The goal is always the same. The message is designed to get the recipient to click on a link or to respond with specific information. Ultimately, the click results in a malicious download -- perhaps a virus that infects the user's computer to reveal account numbers and passwords.

Dykstra's legal practice involved representing companies that have been accused of spamming as well as companies that have been the victims of spamming by others. These cases involved denial of service attacks and flooding e-mail inboxes, for instance.

"We are seeing a surge in other scams related to peoples' jobs, for instance, job seeking sites. Some spam messages look so real that workers are convinced it is from the company," Dykstra said.

No Click Training

Training programs for workers about the dangers of spam often reveal how prone some people are to falling victim. Some companies have conducted self-phishing experiments with a message sent by the in-house IT department to workers' inboxes.

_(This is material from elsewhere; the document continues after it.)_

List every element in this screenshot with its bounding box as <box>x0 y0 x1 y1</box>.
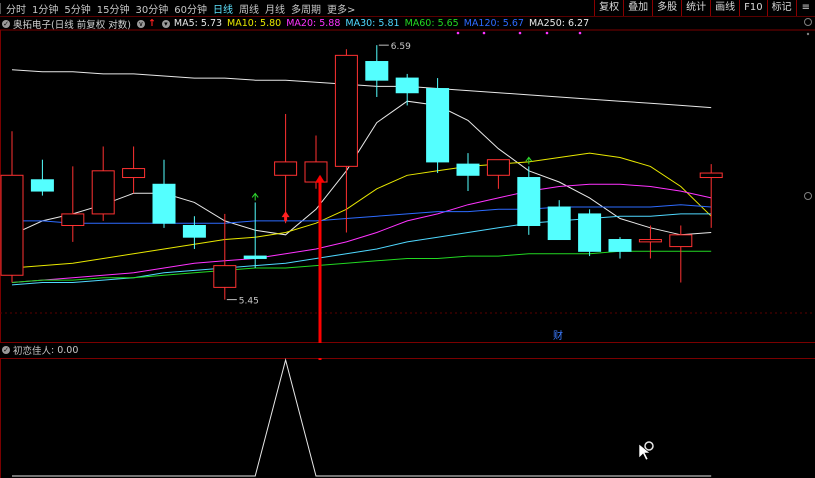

The IT staff tracks who clicks on the bait in the message. The results are used to educate workers about spam, according to Dykstra.

At a company meeting, the results are divulged. Often, when repeat messages containing spam elements are sent to the same workers, the same workers are again the ones clicking on the spam.

When done the second time, the click rate is much lower -- often 10 to 15 percent of the workers, he said.

Legal Stuff

One reason that people respond to spam is that they receive so much of it. The potential threat from spam, aside from its annoyance, is masked by the fact that laws meant to prevent spam have in some cases made it easier for spammers.

When Congress passed the Can-Spam Act in 2002, it took power away from the 34 individual states that had regulations restricting spam and put it in the hands of the federal government, according to Gross.

"The Act makes it easier for spammers. Before the Act passed, for commercial e-mail, a company needed an attorney to analyze state law and get an opinion on what it can and can't do," he said.

The Can-spam Act took away all state regulations, has only a handful of requirements and gives spammers almost carte blanche, said Gross.

For instance, a message cannot have false or misleading header information. Also, a message cannot have a deceptive subject line, and it must have an opt-out method.

To be legal, spammers must display their commercial address of the sender. However, if the e-mail is outsourced, the receiver doesn't know who the sender really is, Gross noted.

"None of these rules is difficult for spammers to meet," said Gross.